Protect the Partrick Wetlands
Acting on the advice of the town attorney, the board delayed a decision on the request for sewers at the site.
The disclosure by Larry Weisman, the attorney for ARS Partners, the firm that wants to build houses near Exit 41 of the Merritt Parkway, is the most recent annoyance for the neighbors in the Newtown Turnpike and Partrick Road area who have been fighting against the project for more than a year.
"It's all done, the sleeve is in, the hole has been dug," said Weisman, who also pointed out that the cost will be totally paid for by the applicant and bonds will be posted.
Weisman also claimed that the town's regulations require a sewer and not a septic system at the site. Opponents claim that a septic system as well as a sewer would harm the ecology at the Rich property.
Matthew Mandell, a leader of the group against ARS approval, said: "This proves ARS can't be trusted. ARS has to be watched very carefully. They were drilling without permission. ARS seems to do things on its own."
Weisman and others claimed that Mandell's remark was typical of the misinformation disseminated by opponents of the project.
If the board doesn't approve the sewers, Weisman said he would prefer to see the property sold to the town. When Farrell asked about a septic system, the attorney said if you do that you've bought the site.

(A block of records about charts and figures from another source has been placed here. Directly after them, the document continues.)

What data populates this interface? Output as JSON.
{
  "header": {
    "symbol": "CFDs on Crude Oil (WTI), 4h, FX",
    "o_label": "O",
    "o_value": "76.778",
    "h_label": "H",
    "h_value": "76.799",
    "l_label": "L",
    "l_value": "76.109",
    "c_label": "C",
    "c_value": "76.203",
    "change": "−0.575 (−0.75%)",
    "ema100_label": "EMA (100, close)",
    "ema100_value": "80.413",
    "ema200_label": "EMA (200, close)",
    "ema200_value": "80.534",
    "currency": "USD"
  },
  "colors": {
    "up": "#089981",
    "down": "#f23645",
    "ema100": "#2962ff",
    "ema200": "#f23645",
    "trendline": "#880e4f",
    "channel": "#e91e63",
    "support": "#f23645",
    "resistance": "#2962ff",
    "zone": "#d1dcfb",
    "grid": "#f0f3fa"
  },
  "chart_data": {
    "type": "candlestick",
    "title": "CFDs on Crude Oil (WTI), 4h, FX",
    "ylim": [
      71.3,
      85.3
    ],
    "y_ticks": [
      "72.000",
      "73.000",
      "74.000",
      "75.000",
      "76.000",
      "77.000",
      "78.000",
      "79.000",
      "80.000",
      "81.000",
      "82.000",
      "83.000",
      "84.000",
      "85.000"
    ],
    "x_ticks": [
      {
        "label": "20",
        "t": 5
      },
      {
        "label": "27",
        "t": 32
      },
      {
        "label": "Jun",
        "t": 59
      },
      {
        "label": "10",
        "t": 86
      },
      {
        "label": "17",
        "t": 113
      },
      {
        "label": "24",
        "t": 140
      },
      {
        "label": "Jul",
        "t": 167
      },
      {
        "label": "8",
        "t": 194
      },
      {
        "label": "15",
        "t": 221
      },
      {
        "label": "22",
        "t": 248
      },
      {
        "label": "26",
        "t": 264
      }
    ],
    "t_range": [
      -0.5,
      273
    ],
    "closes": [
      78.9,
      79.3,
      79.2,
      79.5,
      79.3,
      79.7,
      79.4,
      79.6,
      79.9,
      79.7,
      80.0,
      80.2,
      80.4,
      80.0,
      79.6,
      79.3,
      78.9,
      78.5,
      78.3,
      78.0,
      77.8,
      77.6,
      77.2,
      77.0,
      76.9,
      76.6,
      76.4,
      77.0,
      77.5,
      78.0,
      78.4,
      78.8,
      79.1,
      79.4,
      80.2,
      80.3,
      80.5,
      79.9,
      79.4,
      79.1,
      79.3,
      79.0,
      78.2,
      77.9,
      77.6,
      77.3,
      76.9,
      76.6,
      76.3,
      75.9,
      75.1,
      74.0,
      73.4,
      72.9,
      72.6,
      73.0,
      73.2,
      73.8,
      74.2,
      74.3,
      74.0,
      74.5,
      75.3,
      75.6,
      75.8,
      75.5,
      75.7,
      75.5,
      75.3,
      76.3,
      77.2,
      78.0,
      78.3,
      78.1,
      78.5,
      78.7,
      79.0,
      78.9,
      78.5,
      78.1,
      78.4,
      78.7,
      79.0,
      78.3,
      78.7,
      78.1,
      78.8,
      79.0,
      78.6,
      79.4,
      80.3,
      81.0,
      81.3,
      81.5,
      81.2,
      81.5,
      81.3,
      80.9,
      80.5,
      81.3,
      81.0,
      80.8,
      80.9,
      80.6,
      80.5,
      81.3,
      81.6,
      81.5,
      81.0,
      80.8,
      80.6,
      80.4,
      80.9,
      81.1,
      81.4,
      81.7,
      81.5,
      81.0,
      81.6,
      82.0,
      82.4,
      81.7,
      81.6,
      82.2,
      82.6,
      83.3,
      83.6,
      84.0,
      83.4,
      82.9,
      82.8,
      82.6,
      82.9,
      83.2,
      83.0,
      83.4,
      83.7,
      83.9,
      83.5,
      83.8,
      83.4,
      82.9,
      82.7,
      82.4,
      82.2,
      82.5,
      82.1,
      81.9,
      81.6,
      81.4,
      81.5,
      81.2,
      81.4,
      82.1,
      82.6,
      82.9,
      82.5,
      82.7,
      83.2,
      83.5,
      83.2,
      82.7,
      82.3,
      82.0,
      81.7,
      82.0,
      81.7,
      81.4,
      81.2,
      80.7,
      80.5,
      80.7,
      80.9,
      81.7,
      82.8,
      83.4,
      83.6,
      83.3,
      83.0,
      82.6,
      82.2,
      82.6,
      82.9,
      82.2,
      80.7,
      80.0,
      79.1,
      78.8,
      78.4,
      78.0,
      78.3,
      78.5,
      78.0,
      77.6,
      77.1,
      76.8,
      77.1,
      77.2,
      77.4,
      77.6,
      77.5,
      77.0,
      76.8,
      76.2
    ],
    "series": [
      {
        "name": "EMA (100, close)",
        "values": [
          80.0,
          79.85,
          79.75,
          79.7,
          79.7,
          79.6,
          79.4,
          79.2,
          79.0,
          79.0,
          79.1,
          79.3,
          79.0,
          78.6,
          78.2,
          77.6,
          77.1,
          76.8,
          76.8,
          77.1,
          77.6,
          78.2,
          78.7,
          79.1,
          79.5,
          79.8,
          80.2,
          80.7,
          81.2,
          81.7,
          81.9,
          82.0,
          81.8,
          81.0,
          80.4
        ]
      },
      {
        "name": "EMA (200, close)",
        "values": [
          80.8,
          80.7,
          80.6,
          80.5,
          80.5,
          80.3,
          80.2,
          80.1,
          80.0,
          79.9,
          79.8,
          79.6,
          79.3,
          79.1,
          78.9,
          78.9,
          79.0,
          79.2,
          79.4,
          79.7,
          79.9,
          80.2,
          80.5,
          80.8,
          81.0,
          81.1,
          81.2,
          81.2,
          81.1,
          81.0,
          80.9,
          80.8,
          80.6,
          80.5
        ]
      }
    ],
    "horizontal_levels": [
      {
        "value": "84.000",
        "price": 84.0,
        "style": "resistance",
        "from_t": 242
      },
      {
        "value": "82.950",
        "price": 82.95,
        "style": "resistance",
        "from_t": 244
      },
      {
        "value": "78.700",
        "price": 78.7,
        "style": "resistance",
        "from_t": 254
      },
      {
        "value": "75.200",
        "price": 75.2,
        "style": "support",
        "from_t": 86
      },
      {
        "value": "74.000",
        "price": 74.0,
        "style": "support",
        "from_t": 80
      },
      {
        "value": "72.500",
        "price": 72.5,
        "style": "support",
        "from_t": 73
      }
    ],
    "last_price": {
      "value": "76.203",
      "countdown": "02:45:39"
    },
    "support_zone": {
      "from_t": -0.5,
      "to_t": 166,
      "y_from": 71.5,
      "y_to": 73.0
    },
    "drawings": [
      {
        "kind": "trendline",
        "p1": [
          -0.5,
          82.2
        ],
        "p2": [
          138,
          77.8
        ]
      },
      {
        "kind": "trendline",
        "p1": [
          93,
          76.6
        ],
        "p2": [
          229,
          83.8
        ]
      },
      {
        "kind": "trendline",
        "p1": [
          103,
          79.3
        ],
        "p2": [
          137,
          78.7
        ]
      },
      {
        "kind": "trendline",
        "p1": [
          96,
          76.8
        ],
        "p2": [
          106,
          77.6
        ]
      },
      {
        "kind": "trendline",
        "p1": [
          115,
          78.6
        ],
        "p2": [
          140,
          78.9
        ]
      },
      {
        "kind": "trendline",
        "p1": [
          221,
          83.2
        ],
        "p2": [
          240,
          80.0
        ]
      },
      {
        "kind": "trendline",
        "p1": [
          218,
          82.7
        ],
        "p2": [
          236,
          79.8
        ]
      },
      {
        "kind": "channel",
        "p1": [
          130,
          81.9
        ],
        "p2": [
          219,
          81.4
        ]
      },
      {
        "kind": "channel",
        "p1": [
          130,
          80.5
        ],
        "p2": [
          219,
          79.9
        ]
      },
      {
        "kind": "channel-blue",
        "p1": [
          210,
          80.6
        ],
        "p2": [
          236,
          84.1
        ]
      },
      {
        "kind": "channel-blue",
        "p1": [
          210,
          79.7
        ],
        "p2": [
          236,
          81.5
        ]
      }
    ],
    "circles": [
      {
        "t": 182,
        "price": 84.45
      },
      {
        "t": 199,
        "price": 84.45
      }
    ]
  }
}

Peter Romano, engineer for the project, said a septic tank system could be placed on the property, but it would create a greater environmental risk.
If approved, the sewer would be private at the site, which also is known as The Reserve at Poplar Plains. The sewer line would flow from the Westport site to Norwalk, where the city's sewer treatment plant has the capacity to handle the discharges. Norwalk residences in the area also could plug into the line.
The acrimonious battle between ARS Partners and residents of the area near the F.D. Rich property where the developer wants to build reached the Board of Selectmen Wednesday because it is required under the Town Charter, acting as the Water Pollution Control Authority, to rule on a request for a permit for a sanitary sewer.
The hearing lasted for about 90 minutes and resembled the confrontations of cats that hiss at each other slashing and quarreling but never actually fighting.
Both sides got upset when there were interruptions and several times First Selectwoman Diane Goss Farrell had to ask for order. However, both groups continued to interrupt each other when they were talking to Farrell, and selectmen Carl Leaman and John Izzo.
Town Attorney Ira Bloom advised the board not to vote on the request because two intervenor briefs had been received prior to the meeting. Both briefs cited environmental concerns if the project of 24 or 25 houses becomes a reality.
Acting upon his advice, Farrell and Leaman decided to keep the hearing open until a later date.
Izzo, a Republican, said after the meeting that he preferred voting instead of delaying a decision. He said he already had decided against the ARS development because of environmental concerns. In addition, a usually reliable source said Izzo had offered to talk with some of the opponents of the project.
The sewer approval by the selectmen is needed in order for the Planning and Zoning Commission to review the proposed project.
In the past, during sessions with the Conservation Commission, opponents of ARS questioned the town's liability if the project is approved and also asked who would own the sewer once the project was completed.
The issue arose again Wednesday and when Weisman said that it would be in the deed and owned by a home owners association, critics claimed that the town could end up paying if there is a sewer problem.
The tensions mounted during the part of the meeting in which residents near the site voiced their objections.
"My only goal is to protect wetlands," said Mandell of Partrick Road. He also said that he saw no benefit to the project other than the fact that Norwalk would take the project's waste water. "If this is approved it will be a detriment and a disaster," he said. "There is no benefit to Westport on its citizens." Mandell also claimed that regulations don't deal with private sewers.
Adam Stolpen, of Spring Hill Road, reminded the board that its decision isn't made in a vacuum and that the environmental impact has to be considered.
Wilton Road resident Chet Harlow cautioned that the selectmen shouldn't assume that it is a done deal. He noted the Conservation Commission decision is being challenged in court and the Planning and Zoning Commission still has to review the project. "Any decision would seem premature and ill-advised," he said.
The last part of the meeting was less acrimonious, and most of it dealt with technical questions by Farrell and Leaman, such as deed restrictions, escrow accounts, the drilling by ARS and a comparison of sewers and septic systems.
The board is scheduled to meet on Jan. 22 at which time the main topic will be speed humps. A date for the continued hearing on the sewers wasn't decided upon.